El urólogo trata la disfunción eréctil cuando hace falta evaluar causas urológicas, salud sexual masculina, próstata, cirugía previa o respuesta a tratamientos. También puede coordinar pruebas y opciones cuando el problema persiste.
Esta guía pertenece a tratamientos y seguridad en disfunción eréctil. Para ver medicamentos comunes, consulta medicamentos para ED.
Qué evalúa el urólogo
El urólogo trata la disfunción eréctil revisando síntomas, antecedentes, medicamentos, salud prostática, cirugía pélvica, dolor, curvatura, función urinaria y respuesta a fármacos. Puede pedir análisis o derivar si la causa parece cardiovascular, hormonal o psicológica.
La evaluación se complementa con investigación de la disfunción eréctil, donde se ordenan pruebas y preguntas útiles.
Cuándo conviene pedir cita
Pide cita si la ED dura varias semanas, aparece de golpe, hay dolor, síntomas urinarios, cirugía de próstata, diabetes, hipertensión o fallo repetido de medicamentos. Si sospechas causa física, lee impotencia física.
Después de cirugía prostática, el urólogo es especialmente importante para rehabilitación sexual. La guía de recuperación tras cirugía de próstata amplía ese punto.
Qué llevar a la consulta
Lleva lista de medicamentos, presión arterial, análisis recientes, síntomas urinarios, inicio del problema y qué tratamientos probaste. También informa consumo de alcohol, tabaco y suplementos. Cuanta más precisión, menos ensayo y error.
No hace falta esperar a que el problema sea grave. Consultar temprano puede detectar factores vasculares o ajustar medicación antes.
Relación con la vida diaria
El urólogo no solo receta. Puede ayudar a construir expectativas y elegir caminos compatibles con la vida sexual real.

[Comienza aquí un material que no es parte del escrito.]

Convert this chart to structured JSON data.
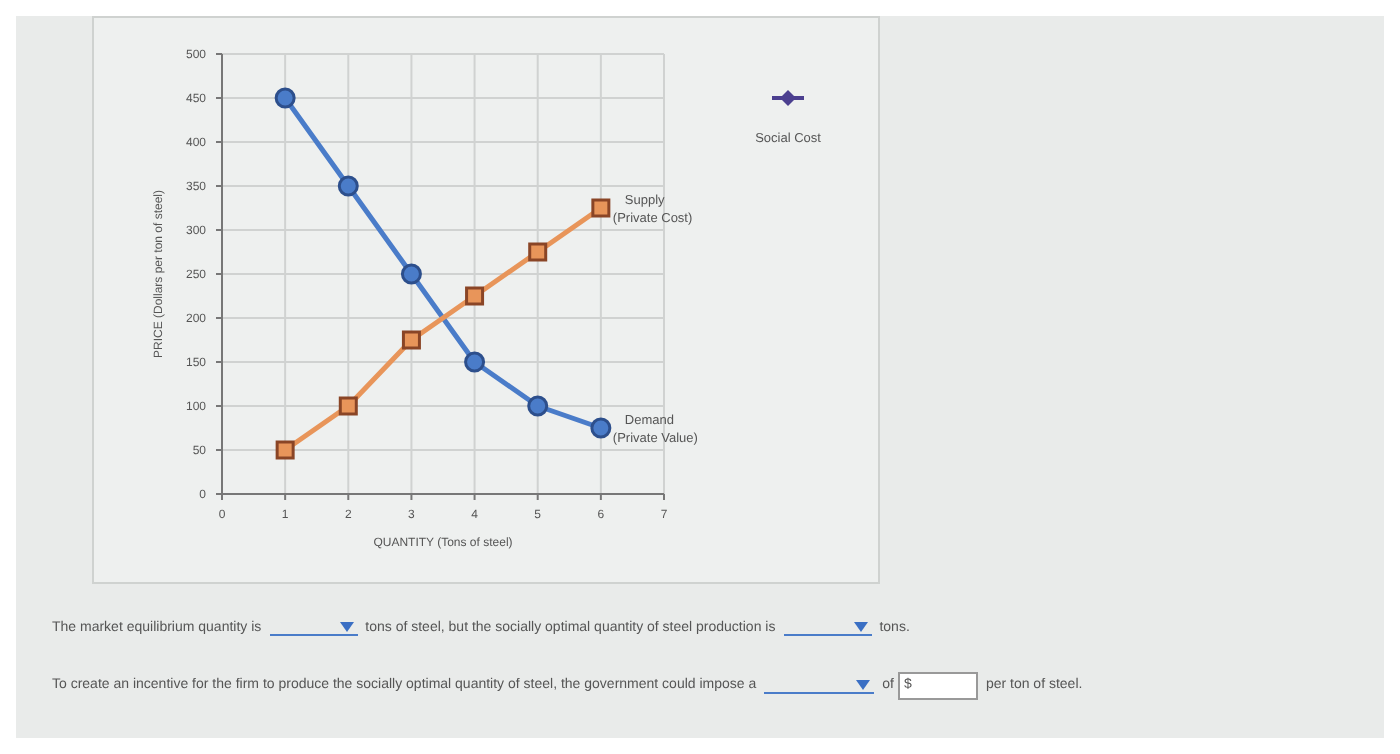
{
  "chart_data": {
    "type": "line",
    "xlabel": "QUANTITY (Tons of steel)",
    "ylabel": "PRICE (Dollars per ton of steel)",
    "x": [
      1,
      2,
      3,
      4,
      5,
      6
    ],
    "series": [
      {
        "name": "Demand (Private Value)",
        "color": "#4a7cc9",
        "marker": "circle",
        "values": [
          450,
          350,
          250,
          150,
          100,
          75
        ]
      },
      {
        "name": "Supply (Private Cost)",
        "color": "#e8955a",
        "marker": "square",
        "values": [
          50,
          100,
          175,
          225,
          275,
          325
        ]
      }
    ],
    "xlim": [
      0,
      7
    ],
    "xticks": [
      0,
      1,
      2,
      3,
      4,
      5,
      6,
      7
    ],
    "ylim": [
      0,
      500
    ],
    "yticks": [
      0,
      50,
      100,
      150,
      200,
      250,
      300,
      350,
      400,
      450,
      500
    ],
    "grid": true,
    "annotations": [
      "Social Cost",
      "The market equilibrium quantity is",
      "tons of steel, but the socially optimal quantity of steel production is",
      "tons.",
      "To create an incentive for the firm to produce the socially optimal quantity of steel, the government could impose a",
      "of",
      "$",
      "per ton of steel."
    ]
  }
}
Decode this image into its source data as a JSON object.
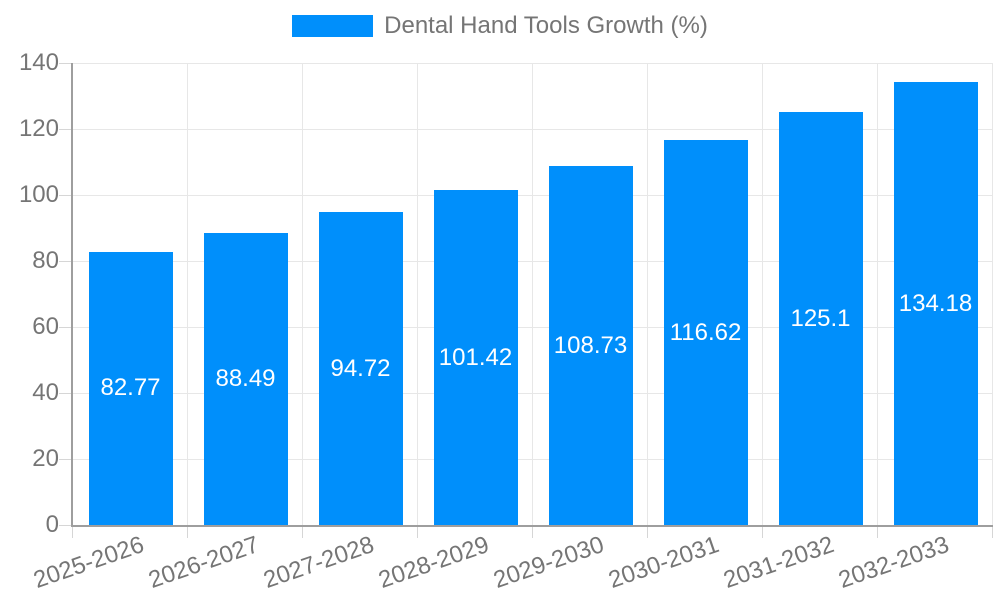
{
  "chart_data": {
    "type": "bar",
    "title": "Dental Hand Tools Growth (%)",
    "categories": [
      "2025-2026",
      "2026-2027",
      "2027-2028",
      "2028-2029",
      "2029-2030",
      "2030-2031",
      "2031-2032",
      "2032-2033"
    ],
    "values": [
      82.77,
      88.49,
      94.72,
      101.42,
      108.73,
      116.62,
      125.1,
      134.18
    ],
    "value_labels": [
      "82.77",
      "88.49",
      "94.72",
      "101.42",
      "108.73",
      "116.62",
      "125.1",
      "134.18"
    ],
    "xlabel": "",
    "ylabel": "",
    "ylim": [
      0,
      140
    ],
    "yticks": [
      0,
      20,
      40,
      60,
      80,
      100,
      120,
      140
    ],
    "grid": true,
    "legend_position": "top",
    "x_label_rotation_deg": -19,
    "colors": {
      "bar": "#008FFB",
      "bar_value_label": "#ffffff",
      "axis_text": "#757575",
      "gridline": "#e7e7e7",
      "axis_line": "#9e9e9e",
      "tick": "#d6d6d6",
      "background": "#ffffff"
    }
  },
  "legend": {
    "label": "Dental Hand Tools Growth (%)"
  }
}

Si te preocupa el impacto personal, lee vida normal con ED.
La consulta es una herramienta, no una sentencia. Sirve para recuperar control con información.
Qué puede pasar después de la primera cita
El urólogo puede pedir análisis, revisar medicamentos, proponer un inhibidor PDE5, ajustar tratamiento prostático o derivar a cardiología, endocrinología o psicología. Esa derivación no significa que el problema no sea real; significa que la erección depende de varios sistemas.

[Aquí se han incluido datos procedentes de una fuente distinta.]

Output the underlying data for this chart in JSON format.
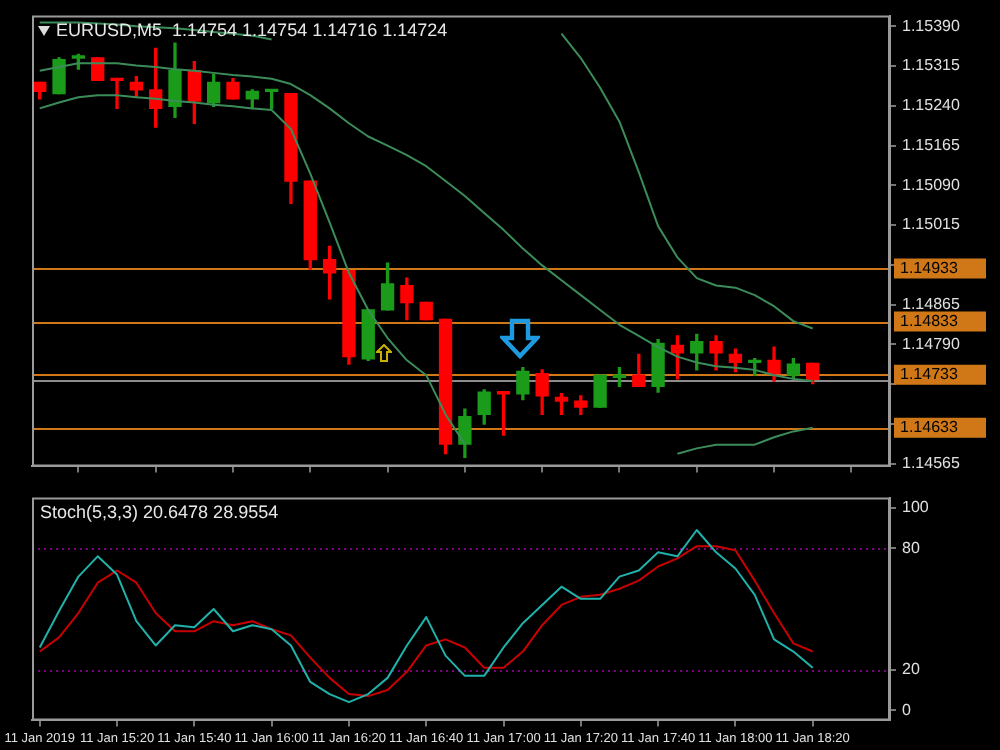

También puede acordar seguimiento. La primera solución no siempre es la definitiva, y ajustar con datos suele ser parte normal del proceso.
Si sientes vergüenza, recuerda que la consulta trata un síntoma médico frecuente. Hablar con precisión ayuda más que minimizarlo o esperar años.
También puedes preguntar por prevención: qué hábitos, controles o señales deben vigilarse para que el problema no avance sin atención.
La prevención es parte de la consulta. Puede incluir revisar presión, glucosa, actividad física, sueño y medicamentos. Esa mirada amplia evita que la visita termine solo en una receta.